Wright's abilities behind the plate are good. His arm strength is above average and if he can work on a quicker release out of the glove, he could match some of the best catching arms in the system. Balls in the dirt are no challenge for Wright, but balls away (far away) seem to be his miscue. That is something that is part of his play calling that he may need to adjust his placement behind the plate.
Something that the catchers prior both had, but Wright has more of is speed. We were shocked when we saw Wright's ability to kick on the after burners on the base paths, and his actual ability to steal bases. He's not going to be known as a base stealer, but Wright's speed may match or be better than that of Angels current catcher, Hank Conger.
Wright's numbers aren't going to wow you, but they are just as we said... a sure thing. In 2012, Wright put up a .268 batting average, but where his numbers really excelled were on base percentage at .385, and his slugging percentage at .419. Wright's slugging numbers were helped mainly by his six home runs.

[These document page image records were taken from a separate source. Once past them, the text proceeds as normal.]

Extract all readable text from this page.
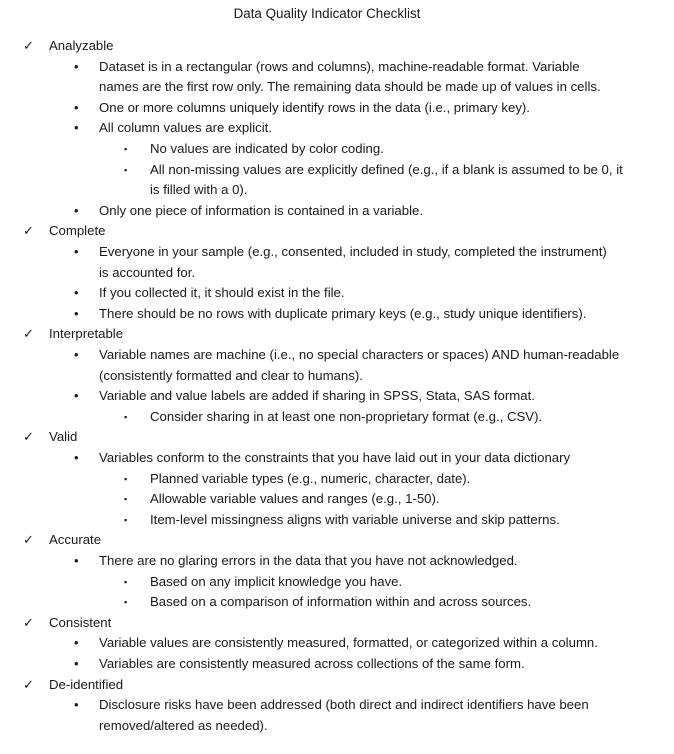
Data Quality Indicator Checklist
✓ Analyzable
• Dataset is in a rectangular (rows and columns), machine-readable format. Variable
names are the first row only. The remaining data should be made up of values in cells.
• One or more columns uniquely identify rows in the data (i.e., primary key).
• All column values are explicit.
▪ No values are indicated by color coding.
▪ All non-missing values are explicitly defined (e.g., if a blank is assumed to be 0, it
is filled with a 0).
• Only one piece of information is contained in a variable.
✓ Complete
• Everyone in your sample (e.g., consented, included in study, completed the instrument)
is accounted for.
• If you collected it, it should exist in the file.
• There should be no rows with duplicate primary keys (e.g., study unique identifiers).
✓ Interpretable
• Variable names are machine (i.e., no special characters or spaces) AND human-readable
(consistently formatted and clear to humans).
• Variable and value labels are added if sharing in SPSS, Stata, SAS format.
▪ Consider sharing in at least one non-proprietary format (e.g., CSV).
✓ Valid
• Variables conform to the constraints that you have laid out in your data dictionary
▪ Planned variable types (e.g., numeric, character, date).
▪ Allowable variable values and ranges (e.g., 1-50).
▪ Item-level missingness aligns with variable universe and skip patterns.
✓ Accurate
• There are no glaring errors in the data that you have not acknowledged.
▪ Based on any implicit knowledge you have.
▪ Based on a comparison of information within and across sources.
✓ Consistent
• Variable values are consistently measured, formatted, or categorized within a column.
• Variables are consistently measured across collections of the same form.
✓ De-identified
• Disclosure risks have been addressed (both direct and indirect identifiers have been
removed/altered as needed).
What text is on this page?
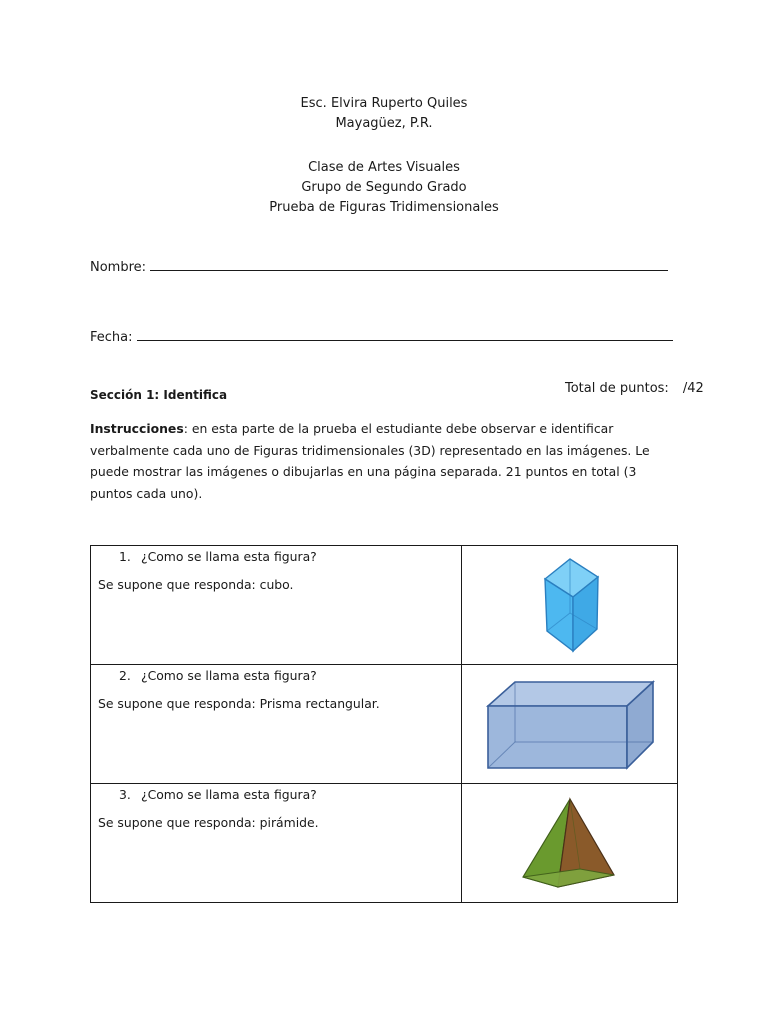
Esc. Elvira Ruperto Quiles
Mayagüez, P.R.
Clase de Artes Visuales
Grupo de Segundo Grado
Prueba de Figuras Tridimensionales
Nombre:
Fecha:
Sección 1: Identifica	Total de puntos: /42
Instrucciones: en esta parte de la prueba el estudiante debe observar e identificar verbalmente cada uno de Figuras tridimensionales (3D) representado en las imágenes. Le puede mostrar las imágenes o dibujarlas en una página separada. 21 puntos en total (3 puntos cada uno).
1. ¿Como se llama esta figura?
Se supone que responda: cubo.

2. ¿Como se llama esta figura?
Se supone que responda: Prisma rectangular.

3. ¿Como se llama esta figura?
Se supone que responda: pirámide.
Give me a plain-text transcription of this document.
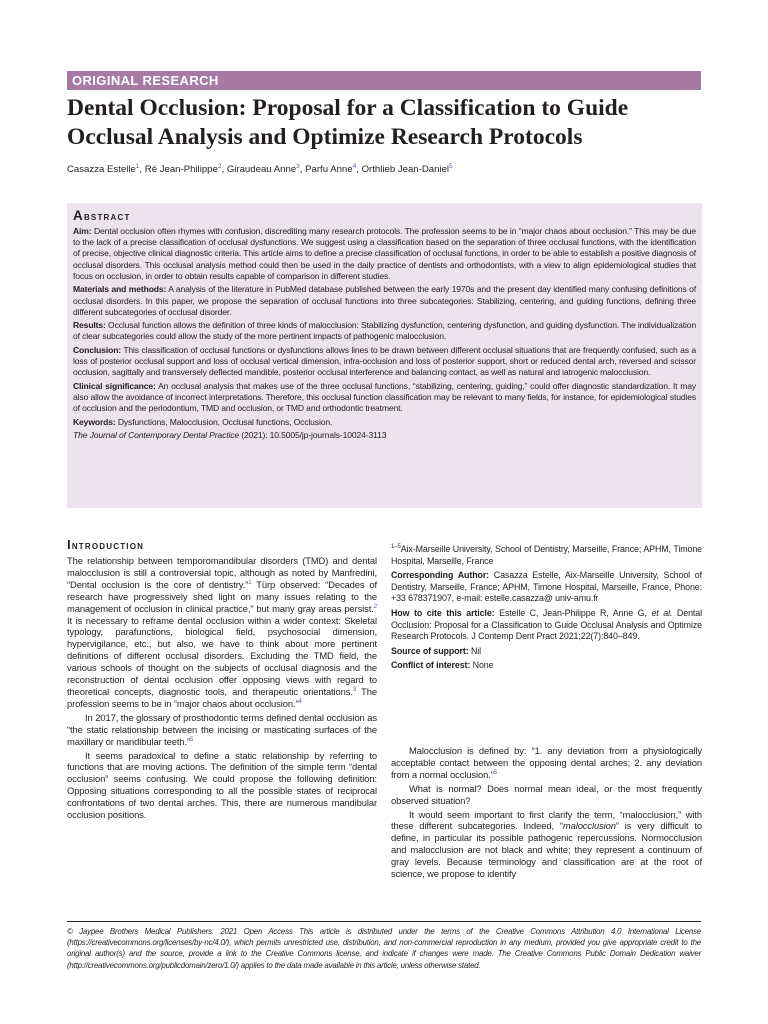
ORIGINAL RESEARCH
Dental Occlusion: Proposal for a Classification to Guide
Occlusal Analysis and Optimize Research Protocols
Casazza Estelle$^1$, Ré Jean-Philippe$^2$, Giraudeau Anne$^3$, Parfu Anne$^4$, Orthlieb Jean-Daniel$^5$
Abstract

Aim: Dental occlusion often rhymes with confusion, discrediting many research protocols. The profession seems to be in “major chaos about occlusion.” This may be due to the lack of a precise classification of occlusal dysfunctions. We suggest using a classification based on the separation of three occlusal functions, with the identification of precise, objective clinical diagnostic criteria. This article aims to define a precise classification of occlusal functions, in order to be able to establish a positive diagnosis of occlusal disorders. This occlusal analysis method could then be used in the daily practice of dentists and orthodontists, with a view to align epidemiological studies that focus on occlusion, in order to obtain results capable of comparison in different studies.

Materials and methods: A analysis of the literature in PubMed database published between the early 1970s and the present day identified many confusing definitions of occlusal disorders. In this paper, we propose the separation of occlusal functions into three subcategories: Stabilizing, centering, and guiding functions, defining three different subcategories of occlusal disorder.

Results: Occlusal function allows the definition of three kinds of malocclusion: Stabilizing dysfunction, centering dysfunction, and guiding dysfunction. The individualization of clear subcategories could allow the study of the more pertinent impacts of pathogenic malocclusion.

Conclusion: This classification of occlusal functions or dysfunctions allows lines to be drawn between different occlusal situations that are frequently confused, such as a loss of posterior occlusal support and loss of occlusal vertical dimension, infra-occlusion and loss of posterior support, short or reduced dental arch, reversed and scissor occlusion, sagittally and transversely deflected mandible, posterior occlusal interference and balancing contact, as well as natural and iatrogenic malocclusion.

Clinical significance: An occlusal analysis that makes use of the three occlusal functions, “stabilizing, centering, guiding,” could offer diagnostic standardization. It may also allow the avoidance of incorrect interpretations. Therefore, this occlusal function classification may be relevant to many fields, for instance, for epidemiological studies of occlusion and the periodontium, TMD and occlusion, or TMD and orthodontic treatment.

Keywords: Dysfunctions, Malocclusion, Occlusal functions, Occlusion.

The Journal of Contemporary Dental Practice (2021): 10.5005/jp-journals-10024-3113

Introduction

The relationship between temporomandibular disorders (TMD) and dental malocclusion is still a controversial topic, although as noted by Manfredini, “Dental occlusion is the core of dentistry.”$^1$ Türp observed: “Decades of research have progressively shed light on many issues relating to the management of occlusion in clinical practice,” but many gray areas persist.$^2$ It is necessary to reframe dental occlusion within a wider context: Skeletal typology, parafunctions, biological field, psychosocial dimension, hypervigilance, etc., but also, we have to think about more pertinent definitions of different occlusal disorders. Excluding the TMD field, the various schools of thought on the subjects of occlusal diagnosis and the reconstruction of dental occlusion offer opposing views with regard to theoretical concepts, diagnostic tools, and therapeutic orientations.$^3$ The profession seems to be in “major chaos about occlusion.”$^4$

In 2017, the glossary of prosthodontic terms defined dental occlusion as “the static relationship between the incising or masticating surfaces of the maxillary or mandibular teeth.”$^5$

It seems paradoxical to define a static relationship by referring to functions that are moving actions. The definition of the simple term “dental occlusion” seems confusing. We could propose the following definition: Opposing situations corresponding to all the possible states of reciprocal confrontations of two dental arches. This, there are numerous mandibular occlusion positions.

$^{1-5}$Aix-Marseille University, School of Dentistry, Marseille, France; APHM, Timone Hospital, Marseille, France

Corresponding Author: Casazza Estelle, Aix-Marseille University, School of Dentistry, Marseille, France; APHM, Timone Hospital, Marseille, France, Phone: +33 678371907, e-mail: estelle.casazza@ univ-amu.fr

How to cite this article: Estelle C, Jean-Philippe R, Anne G, et al. Dental Occlusion: Proposal for a Classification to Guide Occlusal Analysis and Optimize Research Protocols. J Contemp Dent Pract 2021;22(7):840–849.

Source of support: Nil

Conflict of interest: None

Malocclusion is defined by: “1. any deviation from a physiologically acceptable contact between the opposing dental arches; 2. any deviation from a normal occlusion.”$^5$

What is normal? Does normal mean ideal, or the most frequently observed situation?

It would seem important to first clarify the term, “malocclusion,” with these different subcategories. Indeed, “malocclusion” is very difficult to define, in particular its possible pathogenic repercussions. Normocclusion and malocclusion are not black and white; they represent a continuum of gray levels. Because terminology and classification are at the root of science, we propose to identify

© Jaypee Brothers Medical Publishers. 2021 Open Access This article is distributed under the terms of the Creative Commons Attribution 4.0 International License (https://creativecommons.org/licenses/by-nc/4.0/), which permits unrestricted use, distribution, and non-commercial reproduction in any medium, provided you give appropriate credit to the original author(s) and the source, provide a link to the Creative Commons license, and indicate if changes were made. The Creative Commons Public Domain Dedication waiver (http://creativecommons.org/publicdomain/zero/1.0/) applies to the data made available in this article, unless otherwise stated.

2013, Wright dipped off a little once he saw better pitchers in High-A. He maintained the power numbers in Low-A, and improved from the season prior with four home runs in half the games and a .459 slugging percentage. Once he saw High-A though, his slash dropped to .253/.345/.356. One big note on Wright's 2013 season was his six stolen bases.
EXPECTED OF THE FUTURE:
There's no need to rush Wright, he's young (24 in six days). 2013 showed us the flaws in his bat, which could keep him in High-A Inland Empire for 2014. There's no doubt that Wright can adjust and progress well though, so Wright should see some time in Double-A in 2014, probably near the end of the season.
Wright's future with the big club would be as a backup, but a solid backup. With Jett Bandy, Abel Baker, John Hester ahead of him in the minor league system, he'll have to show he is the better, which we believe he is. Wright could see the Majors as early as 2016, but it is more likely that he'll be there in 2017, possibly full time.